翻弄されない程 強い物なんて無い筈だからね。そうやって 全ての存在が 何かしらと 闘いを強いられて 泣かされたり泣かしたり、死んだり殺したり ゴチャゴチャとなって生きているんだ。
 まさか自分が、 こんな試練を受ける事になるなんて 思っても いなかった。翻弄とは そういう物だもんね。
 要するに、10年同棲してた彼女にフラれたわけ。
何を大袈裟に~とか、彼女が いただけでも羨ましい~と 翻弄とは チューニングと フォーカス次第で よく有るゴチャゴチャした生物の営みに過ぎないんだよね。そのフォーカスを自分で自分に合わせて 誰かに〝美しい〟とか〝面白い〟とか 接してもらわないと、 独りきりでは耐え難いよ。
 最近、美しいという言葉が好きだ。
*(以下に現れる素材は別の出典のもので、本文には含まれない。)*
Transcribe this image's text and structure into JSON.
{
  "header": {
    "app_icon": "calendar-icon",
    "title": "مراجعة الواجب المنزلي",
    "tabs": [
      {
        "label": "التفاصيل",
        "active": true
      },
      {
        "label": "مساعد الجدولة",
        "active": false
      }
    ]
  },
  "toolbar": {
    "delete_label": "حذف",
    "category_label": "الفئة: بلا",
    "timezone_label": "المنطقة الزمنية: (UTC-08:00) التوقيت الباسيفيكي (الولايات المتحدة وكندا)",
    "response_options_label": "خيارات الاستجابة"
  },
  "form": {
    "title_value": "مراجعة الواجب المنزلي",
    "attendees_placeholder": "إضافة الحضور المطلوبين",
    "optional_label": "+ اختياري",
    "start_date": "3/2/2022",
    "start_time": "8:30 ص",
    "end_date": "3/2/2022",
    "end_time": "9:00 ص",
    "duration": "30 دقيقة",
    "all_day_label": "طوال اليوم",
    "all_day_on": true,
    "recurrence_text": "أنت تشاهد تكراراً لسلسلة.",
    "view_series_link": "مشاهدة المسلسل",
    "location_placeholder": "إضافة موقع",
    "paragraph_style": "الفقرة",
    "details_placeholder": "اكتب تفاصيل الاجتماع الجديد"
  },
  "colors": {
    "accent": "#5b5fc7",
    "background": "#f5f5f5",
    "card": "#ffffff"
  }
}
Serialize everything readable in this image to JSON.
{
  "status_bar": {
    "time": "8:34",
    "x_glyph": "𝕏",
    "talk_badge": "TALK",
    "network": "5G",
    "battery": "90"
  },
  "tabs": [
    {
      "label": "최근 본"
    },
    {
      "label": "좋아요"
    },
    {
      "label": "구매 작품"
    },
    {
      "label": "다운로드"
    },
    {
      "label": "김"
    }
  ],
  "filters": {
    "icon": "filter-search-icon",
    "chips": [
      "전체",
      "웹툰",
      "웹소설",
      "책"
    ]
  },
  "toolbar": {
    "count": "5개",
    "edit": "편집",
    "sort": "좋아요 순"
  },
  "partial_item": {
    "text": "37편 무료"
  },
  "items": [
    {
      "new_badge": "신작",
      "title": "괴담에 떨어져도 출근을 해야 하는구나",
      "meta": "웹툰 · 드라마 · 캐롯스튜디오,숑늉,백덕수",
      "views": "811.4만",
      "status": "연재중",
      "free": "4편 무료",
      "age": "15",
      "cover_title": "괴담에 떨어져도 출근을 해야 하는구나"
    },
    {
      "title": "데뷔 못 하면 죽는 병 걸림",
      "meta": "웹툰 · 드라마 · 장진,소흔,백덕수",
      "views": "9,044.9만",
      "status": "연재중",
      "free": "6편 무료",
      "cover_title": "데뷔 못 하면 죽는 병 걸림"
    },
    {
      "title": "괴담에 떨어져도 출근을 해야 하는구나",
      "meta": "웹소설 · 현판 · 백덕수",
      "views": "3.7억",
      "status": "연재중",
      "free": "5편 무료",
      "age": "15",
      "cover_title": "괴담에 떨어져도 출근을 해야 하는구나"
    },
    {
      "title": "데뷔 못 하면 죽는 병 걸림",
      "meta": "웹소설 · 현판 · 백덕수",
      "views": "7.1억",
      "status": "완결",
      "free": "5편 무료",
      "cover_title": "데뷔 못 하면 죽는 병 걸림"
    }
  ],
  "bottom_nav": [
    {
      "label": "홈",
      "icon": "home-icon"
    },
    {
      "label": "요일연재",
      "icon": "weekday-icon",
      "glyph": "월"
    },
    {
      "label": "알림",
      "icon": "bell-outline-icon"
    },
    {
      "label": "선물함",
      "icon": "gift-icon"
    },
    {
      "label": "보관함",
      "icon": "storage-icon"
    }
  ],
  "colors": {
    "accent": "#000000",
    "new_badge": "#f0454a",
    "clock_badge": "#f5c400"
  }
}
あんなに避けていたのに、全ての物に そう告げると 存在を許された安堵感で 苦しくとも存在した頑張りが報われ、昇華する感動を感じるんだ。一般的に言う綺麗な物では無い、翻弄される不憫な物 切なく目に見えない やるせなさ こそ、美しいのだと。
 彼女は 美しかった。引き払う事にした部屋も美しく、幻の様に消え去る物たち~ おれは 家を失い 車で生活する事にした。
 キャンピングカーで暮らすのだ。
『 車宅の人 』楽しみながら 翻弄される人生を格闘する ケーススタディーとしてレポートして、誰かの何かに 役立って貰えればイイなと思うんだ。そして何より こんなくだらない自分の存在を許して頂くために、精一杯務めます。